Alaïs vio un grupo de mujeres que lavaban la ropa en la sombreada ribera, del otro lado del Aude; metidas en el agua hasta la cintura, golpeaban las prendas sobre las grises rocas planas. Había un monótono retumbo de ruedas, procedente del único puente de madera que unía los pantanos y las ciudades del norte con Carcasona y sus suburbios. Otros vadeaban el río por el punto menos profundo, formando una corriente ininterrumpida de campesinos y mercaderes. Algunos llevaban niños cargados sobre los hombros y otros traían mulas o rebaños de cabras, pero todos se dirigían al mercado de la plaza mayor.

Alaïs y sus acompañantes cabalgaban en silencio. Cuando pasaron de los espacios abiertos de los pantanos a la sombra de los sauces de la ciénaga, la joven se dejó llevar por la marea de sus pensamientos. Reconfortada por el familiar movimiento de su cabalgadura, así como por el canto de los pájaros y la charla interminable de las cigarras entre los juncos, estuvo a punto de olvidar el propósito de la expedición.

Su aprensión regresó cuando alcanzaron los límites del bosque. Situándose uno detrás de otro, prosiguieron su tortuoso recorrido entre los árboles. Su padre se volvió brevemente para sonreírle. Alaïs se lo agradeció. Estaba nerviosa, alerta, pendiente de la menor señal de alarma. Los sauces de los pantanos parecían alzarse en maligna actitud sobre su cabeza y, en su imaginación, las oscuras sombras tenían ojos que los miraban pasar y aguardaban. Cada crujido del sotobosque, cada batir de alas le aceleraba el pulso.

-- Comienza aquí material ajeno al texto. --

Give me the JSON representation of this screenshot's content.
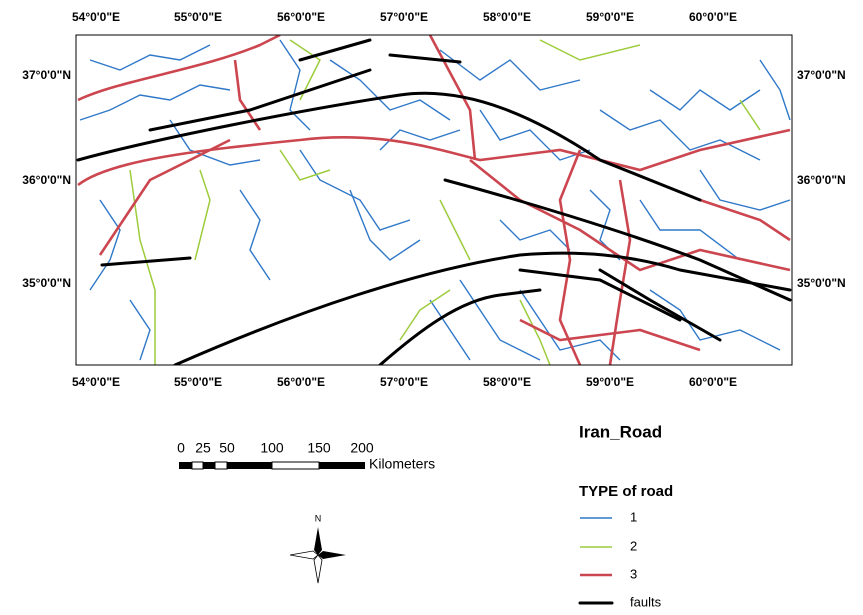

Alaïs no sabía bien lo que esperaba encontrar, pero cuando llegaron al claro, todo estaba quieto y en calma. Su capazo seguía bajo los árboles, tal como lo había dejado, con los extremos de las plantas sobresaliendo de los envoltorios de paño. Desmontó, le entregó las riendas a François y se dirigió hacia el río. Sus herramientas estaban intactas, donde se habían quedado.

La sobresaltó el contacto de la mano de su padre sobre el codo.

– Muéstrame dónde está -le dijo él.

Sin decir palabra, la joven condujo a su padre por la orilla, hasta el lugar que buscaba. Al principio no vio nada, y por un breve instante se preguntó si no habría sido una pesadilla. Pero allí, flotando en el agua entre los juncos, un poco más río arriba que antes, estaba el cadáver.

Lo señaló.

– Ahí. Junto a la consuelda.

Para su asombro, en lugar de llamar a François, su padre se quitó la capa y se adentró andando en el río.

– Tú quédate aquí -le dijo por encima del hombro.

Alaïs se sentó en la orilla, con las rodillas flexionadas bajo la barbilla, observando cómo su padre avanzaba laboriosamente por la zona baja del río, sin prestar atención al agua que lo salpicaba hasta más arriba de las botas. Cuando llegó al cadáver, se detuvo y desenvainó la espada. Dudó un instante, como preparándose para lo peor, y después, con el extremo de la hoja, levantó cuidadosamente del agua el brazo izquierdo del hombre. La mano mutilada, hinchada y azul, se mantuvo un momento en equilibrio y después resbaló por la plateada hoja plana de la espada, hasta la empuñadura, como animada de vida propia. Finalmente volvió a hundirse en el río con un chapoteo sordo.

El senescal envainó la espada, se inclinó y volvió el cadáver boca arriba. El cuerpo fluctuó en el agua, con la cabeza agitándose pesadamente, como si intentara desprenderse del cuello.